In the week in which South Africa passed the seven-million mark for Covid-19 vaccines administered, a new survey by Afrobarometer shows that nearly half of South Africans believe prayer to be more effective than a jab.
Respondents were randomly selected across all provinces and demographics, and the survey was conducted in a respondent’s preferred language.
Respondents were asked: “Do you think prayer is more effective or less effective than a vaccine would be in preventing Covid-19 infection?”
Prayer versus the vaccine
While 47% said “prayer is somewhat more effective or much more effective than the vaccine”, 21% said it has “about the same effectiveness”, and 25% believed prayer was less effective.
Respondents were also asked how readily they would take the jab if government said it was safe, with 41% of urban responders and 49% from rural areas saying they would.
The Afrobarometer survey data was compiled by interviewing only 1,600 South Africans during May and June 2021. Of those surveyed, 72% “strongly support the closing of” schools.
According to Ronelle Burger, a professor of economics at Stellenbosch University, vaccine acceptance in South Africa was “now comparable to high-income countries such as Australia and Germany”.
However, she added: “But nearly one in four participants were still hesitant about getting vaccinated.

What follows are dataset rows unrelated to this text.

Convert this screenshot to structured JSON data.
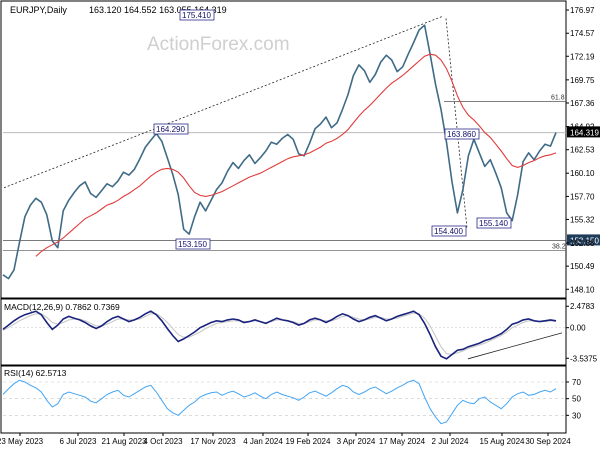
{
  "header": {
    "symbol_label": "EURJPY,Daily",
    "ohlc": "163.120 164.552 163.055 164.319"
  },
  "watermark": "ActionForex.com",
  "colors": {
    "price": "#3f6b87",
    "ma": "#e03b3b",
    "macd_line": "#1a237e",
    "macd_signal": "#c8c8c8",
    "rsi": "#42a5f5",
    "level_box_border": "#2a2a8a",
    "current_price_bg": "#000000",
    "support_bg": "#1f3b5a"
  },
  "chart_data": [
    {
      "type": "line",
      "panel": "price",
      "x_ticks": [
        "23 May 2023",
        "6 Jul 2023",
        "21 Aug 2023",
        "4 Oct 2023",
        "17 Nov 2023",
        "4 Jan 2024",
        "19 Feb 2024",
        "3 Apr 2024",
        "17 May 2024",
        "2 Jul 2024",
        "15 Aug 2024",
        "30 Sep 2024"
      ],
      "y_ticks": [
        148.1,
        150.49,
        152.88,
        155.32,
        157.7,
        160.1,
        162.53,
        164.92,
        167.36,
        169.75,
        172.19,
        174.57,
        176.97
      ],
      "ylim": [
        147.3,
        177.8
      ],
      "series": [
        {
          "values": [
            149.6,
            149.2,
            150.1,
            152.9,
            155.6,
            156.8,
            157.5,
            157.1,
            155.8,
            153.1,
            152.4,
            156.2,
            157.3,
            158.1,
            158.8,
            159.2,
            158.0,
            157.6,
            158.3,
            159.0,
            158.7,
            159.3,
            160.2,
            159.9,
            160.5,
            161.6,
            162.8,
            163.5,
            164.2,
            163.4,
            161.7,
            160.0,
            157.9,
            154.3,
            153.8,
            155.6,
            157.1,
            156.2,
            157.3,
            158.4,
            159.1,
            160.3,
            161.2,
            160.6,
            161.4,
            162.0,
            161.1,
            161.7,
            162.4,
            163.3,
            163.1,
            163.7,
            164.1,
            163.6,
            162.1,
            161.9,
            163.2,
            164.7,
            165.2,
            165.9,
            164.8,
            165.3,
            166.7,
            168.2,
            170.2,
            171.3,
            170.7,
            169.5,
            170.3,
            171.6,
            172.3,
            171.8,
            170.6,
            171.1,
            172.4,
            173.6,
            174.9,
            175.4,
            172.4,
            169.3,
            166.7,
            163.3,
            159.2,
            156.0,
            158.4,
            161.9,
            163.6,
            162.2,
            160.8,
            161.5,
            160.1,
            158.6,
            156.0,
            155.2,
            157.9,
            161.3,
            162.2,
            161.5,
            162.4,
            163.1,
            162.9,
            164.3
          ]
        },
        {
          "values": [
            null,
            null,
            null,
            null,
            null,
            null,
            151.5,
            152.0,
            152.4,
            152.7,
            153.0,
            153.4,
            153.9,
            154.4,
            154.9,
            155.4,
            155.7,
            156.0,
            156.4,
            156.8,
            157.0,
            157.3,
            157.7,
            158.0,
            158.4,
            158.8,
            159.3,
            159.8,
            160.2,
            160.5,
            160.6,
            160.5,
            160.2,
            159.6,
            158.8,
            158.1,
            157.8,
            157.7,
            157.8,
            158.0,
            158.2,
            158.5,
            158.8,
            159.1,
            159.4,
            159.7,
            159.9,
            160.1,
            160.4,
            160.7,
            161.0,
            161.3,
            161.6,
            161.8,
            161.9,
            162.0,
            162.2,
            162.5,
            162.8,
            163.2,
            163.4,
            163.7,
            164.1,
            164.6,
            165.3,
            166.0,
            166.6,
            167.1,
            167.7,
            168.3,
            168.9,
            169.4,
            169.8,
            170.2,
            170.7,
            171.2,
            171.7,
            172.2,
            172.4,
            172.3,
            171.8,
            170.9,
            169.6,
            168.1,
            166.9,
            166.1,
            165.6,
            165.0,
            164.3,
            163.8,
            163.1,
            162.4,
            161.6,
            160.9,
            160.7,
            160.9,
            161.2,
            161.4,
            161.7,
            161.9,
            162.0,
            162.2
          ]
        }
      ],
      "annotations": [
        {
          "label": "175.410",
          "price": 175.41
        },
        {
          "label": "164.290",
          "price": 164.29
        },
        {
          "label": "163.860",
          "price": 163.86
        },
        {
          "label": "155.140",
          "price": 155.14
        },
        {
          "label": "154.400",
          "price": 154.4
        },
        {
          "label": "153.150",
          "price": 153.15
        },
        {
          "label": "61.8",
          "price": 167.5
        },
        {
          "label": "38.2",
          "price": 152.1
        }
      ],
      "current_price_label": "164.319",
      "support_label": "153.150"
    },
    {
      "type": "line",
      "panel": "macd",
      "title": "MACD(12,26,9) 0.7862 0.7369",
      "y_ticks_labels": [
        "2.4783",
        "0.00",
        "-3.5375"
      ],
      "ylim": [
        -4.2,
        3.2
      ],
      "series": [
        {
          "values": [
            -0.2,
            0.3,
            0.8,
            1.2,
            1.5,
            1.7,
            1.9,
            1.5,
            0.6,
            -0.2,
            0.3,
            1.0,
            1.3,
            1.1,
            0.9,
            0.6,
            0.2,
            -0.1,
            0.2,
            0.7,
            1.1,
            1.3,
            1.0,
            0.7,
            0.9,
            1.2,
            1.6,
            1.9,
            1.5,
            0.8,
            -0.1,
            -0.9,
            -1.6,
            -1.3,
            -0.9,
            -0.5,
            0.0,
            0.3,
            0.6,
            0.8,
            0.7,
            0.9,
            1.0,
            0.9,
            0.6,
            0.7,
            0.9,
            0.7,
            0.5,
            0.8,
            1.1,
            0.9,
            0.8,
            0.6,
            0.3,
            0.5,
            0.9,
            1.1,
            0.9,
            0.6,
            0.9,
            1.3,
            1.6,
            1.4,
            1.0,
            0.7,
            0.9,
            1.2,
            1.4,
            1.1,
            0.8,
            1.0,
            1.3,
            1.5,
            1.7,
            1.9,
            1.5,
            0.5,
            -0.8,
            -2.2,
            -3.3,
            -3.6,
            -3.1,
            -2.6,
            -2.5,
            -2.2,
            -2.0,
            -1.8,
            -1.5,
            -1.3,
            -1.0,
            -0.7,
            -0.2,
            0.4,
            0.6,
            0.9,
            1.0,
            0.8,
            0.7,
            0.8,
            0.9,
            0.8
          ]
        },
        {
          "values": [
            -0.3,
            0.0,
            0.4,
            0.8,
            1.1,
            1.4,
            1.6,
            1.6,
            1.2,
            0.6,
            0.4,
            0.6,
            0.9,
            1.0,
            1.0,
            0.8,
            0.5,
            0.2,
            0.2,
            0.4,
            0.7,
            1.0,
            1.0,
            0.9,
            0.9,
            1.0,
            1.3,
            1.6,
            1.6,
            1.2,
            0.6,
            -0.1,
            -0.8,
            -1.1,
            -1.1,
            -0.8,
            -0.5,
            -0.1,
            0.2,
            0.5,
            0.6,
            0.7,
            0.8,
            0.8,
            0.7,
            0.7,
            0.8,
            0.7,
            0.6,
            0.7,
            0.9,
            0.9,
            0.8,
            0.7,
            0.5,
            0.5,
            0.7,
            0.9,
            0.9,
            0.8,
            0.8,
            1.0,
            1.3,
            1.4,
            1.2,
            1.0,
            0.9,
            1.0,
            1.2,
            1.2,
            1.0,
            1.0,
            1.1,
            1.3,
            1.5,
            1.7,
            1.6,
            1.1,
            0.2,
            -1.0,
            -2.2,
            -3.0,
            -3.1,
            -2.9,
            -2.7,
            -2.4,
            -2.2,
            -2.0,
            -1.8,
            -1.5,
            -1.2,
            -0.9,
            -0.5,
            0.0,
            0.3,
            0.6,
            0.8,
            0.8,
            0.7,
            0.7,
            0.8,
            0.7
          ]
        }
      ]
    },
    {
      "type": "line",
      "panel": "rsi",
      "title": "RSI(14) 62.5713",
      "y_ticks_labels": [
        "70",
        "50",
        "30"
      ],
      "ylim": [
        10,
        88
      ],
      "series": [
        {
          "values": [
            55,
            62,
            68,
            72,
            70,
            66,
            63,
            58,
            48,
            40,
            44,
            55,
            58,
            56,
            54,
            52,
            47,
            45,
            50,
            55,
            58,
            60,
            54,
            52,
            56,
            60,
            64,
            66,
            58,
            48,
            38,
            33,
            30,
            36,
            42,
            46,
            52,
            55,
            57,
            58,
            54,
            57,
            59,
            56,
            52,
            54,
            57,
            53,
            50,
            55,
            58,
            55,
            53,
            51,
            48,
            52,
            57,
            59,
            56,
            53,
            57,
            62,
            66,
            64,
            58,
            55,
            58,
            62,
            64,
            60,
            56,
            59,
            63,
            66,
            70,
            72,
            68,
            52,
            38,
            28,
            20,
            22,
            32,
            42,
            48,
            45,
            44,
            50,
            52,
            46,
            42,
            38,
            44,
            52,
            56,
            58,
            54,
            55,
            58,
            60,
            58,
            62
          ]
        }
      ]
    }
  ]
}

About one in 15 (in a survey conducted in March) were strongly opposed to vaccinations. This group may not be open to persuasion.”
Burger said the research team also found “a large gap between the proportion of people saying they were willing to vaccinate and those who had actually taken action”.
“In the survey, we used the electronic registration for vaccination as a proxy to measure people’s ability to convert intention into action. [The data shows] there are many people who say they are willing to be vaccinated but have still not taken action to get themselves registered”.
A disturbing trend among the youth shows that only 35% of South Africans between the ages of 18 to 35 would be willing to get the vaccine, with 49% of those aged 36 to 55, and 62% of those aged 56 and above.
The 18-to-34-year age group will be eligible for vaccinations from 1 September.
Trust in goverment
Of those surveyed, 43% said they could “not trust government at all” to ensure the safety of a Covid-19 vaccine, while 27% said they would trust government “just a little”, and 15% said they would trust it “somewhat”.
Furthermore, 38% said they do not trust official Covid-19 statistics, with 24% saying they trust it “a little”, 18% saying they trust it “somewhat”, and 18% saying they trust official statistics “a lot”.
The National Income Dynamics Study (NIDS) conducted another survey between April and May 2021, which revealed “two-thirds of respondents strongly agreed with the statement ‘If a vaccine for Covid-19 were available, I would get it’”.
This was a substantial increase from 55% who strongly agreed in February and March 2021.